A flurry of
studies followed, confirming that females of some species actively sought extra-pair opportunities (e.g. Kempenaers et al., 1992) and raising the question that had so challenged Darwin about the possible benefits that females gained by choosing to copulate with a particular male. The issue was a thorny one in terms of extra-pair behaviour because the only benefits that females can gain are genetic, because (assuming extra-pair males provide no parental care – and typically they do not), the only thing they obtained from males was semen. The situation Selleck CHIR99021 was very similar to that among the females of lekking species, where the only benefits of mate choice were indirect (genetic). Accordingly, this became known as the paradox of the lek (Kirkpatrick & Ryan, 1991).

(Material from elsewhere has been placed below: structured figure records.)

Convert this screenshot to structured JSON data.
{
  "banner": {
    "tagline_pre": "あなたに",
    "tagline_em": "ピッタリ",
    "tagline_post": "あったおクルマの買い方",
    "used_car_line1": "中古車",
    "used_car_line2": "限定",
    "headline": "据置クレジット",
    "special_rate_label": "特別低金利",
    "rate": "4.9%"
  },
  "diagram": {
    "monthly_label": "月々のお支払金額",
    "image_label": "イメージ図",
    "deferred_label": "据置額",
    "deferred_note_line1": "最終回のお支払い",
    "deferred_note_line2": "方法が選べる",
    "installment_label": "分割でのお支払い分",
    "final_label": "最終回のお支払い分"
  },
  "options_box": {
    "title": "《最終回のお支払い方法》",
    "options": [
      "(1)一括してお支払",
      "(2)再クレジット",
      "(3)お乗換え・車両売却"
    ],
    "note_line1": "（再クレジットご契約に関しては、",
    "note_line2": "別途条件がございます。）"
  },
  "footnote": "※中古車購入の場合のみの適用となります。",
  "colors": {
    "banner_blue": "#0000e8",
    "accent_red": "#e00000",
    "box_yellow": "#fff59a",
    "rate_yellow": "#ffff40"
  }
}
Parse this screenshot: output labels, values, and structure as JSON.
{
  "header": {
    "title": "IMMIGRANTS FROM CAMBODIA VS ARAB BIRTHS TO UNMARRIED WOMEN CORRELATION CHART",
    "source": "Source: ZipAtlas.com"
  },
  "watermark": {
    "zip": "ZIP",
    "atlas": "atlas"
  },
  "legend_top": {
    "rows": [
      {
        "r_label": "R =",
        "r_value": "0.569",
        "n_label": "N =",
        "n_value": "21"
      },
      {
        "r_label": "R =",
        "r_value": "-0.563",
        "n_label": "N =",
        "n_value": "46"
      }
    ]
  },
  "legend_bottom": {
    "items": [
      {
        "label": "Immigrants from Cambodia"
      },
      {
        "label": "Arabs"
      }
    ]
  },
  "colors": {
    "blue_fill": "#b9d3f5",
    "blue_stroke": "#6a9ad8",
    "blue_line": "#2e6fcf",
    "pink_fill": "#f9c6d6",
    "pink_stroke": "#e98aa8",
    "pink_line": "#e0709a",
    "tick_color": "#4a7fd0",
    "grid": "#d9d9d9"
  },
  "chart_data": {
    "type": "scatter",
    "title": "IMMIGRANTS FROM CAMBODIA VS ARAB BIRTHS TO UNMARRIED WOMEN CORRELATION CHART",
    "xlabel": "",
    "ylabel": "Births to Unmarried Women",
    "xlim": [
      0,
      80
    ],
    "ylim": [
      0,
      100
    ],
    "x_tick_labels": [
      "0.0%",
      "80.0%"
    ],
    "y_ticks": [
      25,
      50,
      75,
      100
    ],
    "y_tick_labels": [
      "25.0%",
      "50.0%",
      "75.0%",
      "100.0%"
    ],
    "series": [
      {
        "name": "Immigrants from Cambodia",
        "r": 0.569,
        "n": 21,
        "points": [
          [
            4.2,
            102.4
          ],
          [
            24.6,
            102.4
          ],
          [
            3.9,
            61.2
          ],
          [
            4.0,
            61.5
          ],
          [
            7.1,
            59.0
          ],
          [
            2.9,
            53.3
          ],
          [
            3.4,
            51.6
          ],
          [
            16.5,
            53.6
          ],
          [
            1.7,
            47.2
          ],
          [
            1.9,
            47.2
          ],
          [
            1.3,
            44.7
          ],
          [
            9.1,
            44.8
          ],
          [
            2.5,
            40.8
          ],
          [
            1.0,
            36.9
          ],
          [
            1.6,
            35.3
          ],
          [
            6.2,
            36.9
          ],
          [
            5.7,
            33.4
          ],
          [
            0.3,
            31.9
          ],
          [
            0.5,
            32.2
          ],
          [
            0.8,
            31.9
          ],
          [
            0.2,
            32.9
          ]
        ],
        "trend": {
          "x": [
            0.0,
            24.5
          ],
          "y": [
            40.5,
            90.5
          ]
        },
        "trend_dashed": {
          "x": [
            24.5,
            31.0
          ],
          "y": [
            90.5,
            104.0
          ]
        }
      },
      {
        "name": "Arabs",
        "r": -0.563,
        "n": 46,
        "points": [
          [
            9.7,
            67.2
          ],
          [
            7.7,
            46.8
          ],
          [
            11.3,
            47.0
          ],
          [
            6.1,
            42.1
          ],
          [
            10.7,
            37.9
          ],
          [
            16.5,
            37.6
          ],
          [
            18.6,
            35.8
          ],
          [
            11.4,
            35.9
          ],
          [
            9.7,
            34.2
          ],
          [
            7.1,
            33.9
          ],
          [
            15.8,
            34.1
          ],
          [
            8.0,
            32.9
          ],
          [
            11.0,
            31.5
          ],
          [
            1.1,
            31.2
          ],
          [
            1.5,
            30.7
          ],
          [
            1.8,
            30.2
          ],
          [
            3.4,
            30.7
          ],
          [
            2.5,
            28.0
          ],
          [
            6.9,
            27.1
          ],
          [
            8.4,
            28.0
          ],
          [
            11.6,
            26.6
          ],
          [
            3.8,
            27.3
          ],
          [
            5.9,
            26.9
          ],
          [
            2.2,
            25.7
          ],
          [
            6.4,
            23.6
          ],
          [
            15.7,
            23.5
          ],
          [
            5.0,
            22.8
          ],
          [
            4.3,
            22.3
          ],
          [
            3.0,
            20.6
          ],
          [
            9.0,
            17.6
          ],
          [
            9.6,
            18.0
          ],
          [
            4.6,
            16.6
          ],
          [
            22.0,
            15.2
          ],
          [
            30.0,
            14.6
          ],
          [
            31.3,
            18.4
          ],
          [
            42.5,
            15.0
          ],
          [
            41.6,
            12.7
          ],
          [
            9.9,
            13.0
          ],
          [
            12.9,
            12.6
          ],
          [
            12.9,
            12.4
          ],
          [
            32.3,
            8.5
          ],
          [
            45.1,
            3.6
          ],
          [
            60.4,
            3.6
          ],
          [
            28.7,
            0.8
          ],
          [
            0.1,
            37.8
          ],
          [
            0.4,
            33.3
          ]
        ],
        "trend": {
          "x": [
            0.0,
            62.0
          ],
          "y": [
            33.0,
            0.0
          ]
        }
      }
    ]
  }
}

In fact, there was one direct benefit females could gain by copulating with more than one male – insurance against a partner being infertile. The idea among researchers that infertility might drive infidelity in non-humans is undoubtedly RO4929097 manufacturer coloured by the situation in humans, where women are known to seek extra-pair partners if they are having trouble conceiving (Jequier, 1985). In birds at least, true infertility, that is, males having inadequate sperm supplies to fertilize a females’ eggs, seems to be extremely rare (Birkhead et al., 2008). Cases where we might expect temporary infertility as a result of sperm depletion, as in the case of polygynous species with particularly large harems (e.g. Gray, 1996), 4-Aminobutyrate aminotransferase still need to be critically examined. The lek paradox revolves around the maintenance of additive genetic variation in traits subject to strong, directional sexual selection (Fisher, 1930; Kirkpatrick & Ryan, 1991). If females prefer males with particular traits why have these traits not gone to fixation? Several solutions have been suggested, including fluctuating selection, such as that which would occur through
host–parasite co-evolution (Hamilton & Zuk, 1982), and ‘genic capture’ (Houle, 1992; Rowe & Houle, 1996), which is based on the idea of mutation–selection balance, where male quality of condition is determined by so many alleles that mutations occur as quickly as selection removes them. Testing these ideas has been problematic, for many reasons, but particularly because it has proved difficult to define and measure male quality. It has also been suggested that the idea of females initiating extra-pair copulations in birds may have been overplayed (Westneat and Stewart, 2003). With no consensus over possible female benefits to promiscuity, it is possible (see Griffith, 2007) that for many birds, extra-pair copulation carries relatively little benefit, but also little cost, especially in those species where the incidence of extra-pair paternity is relatively low.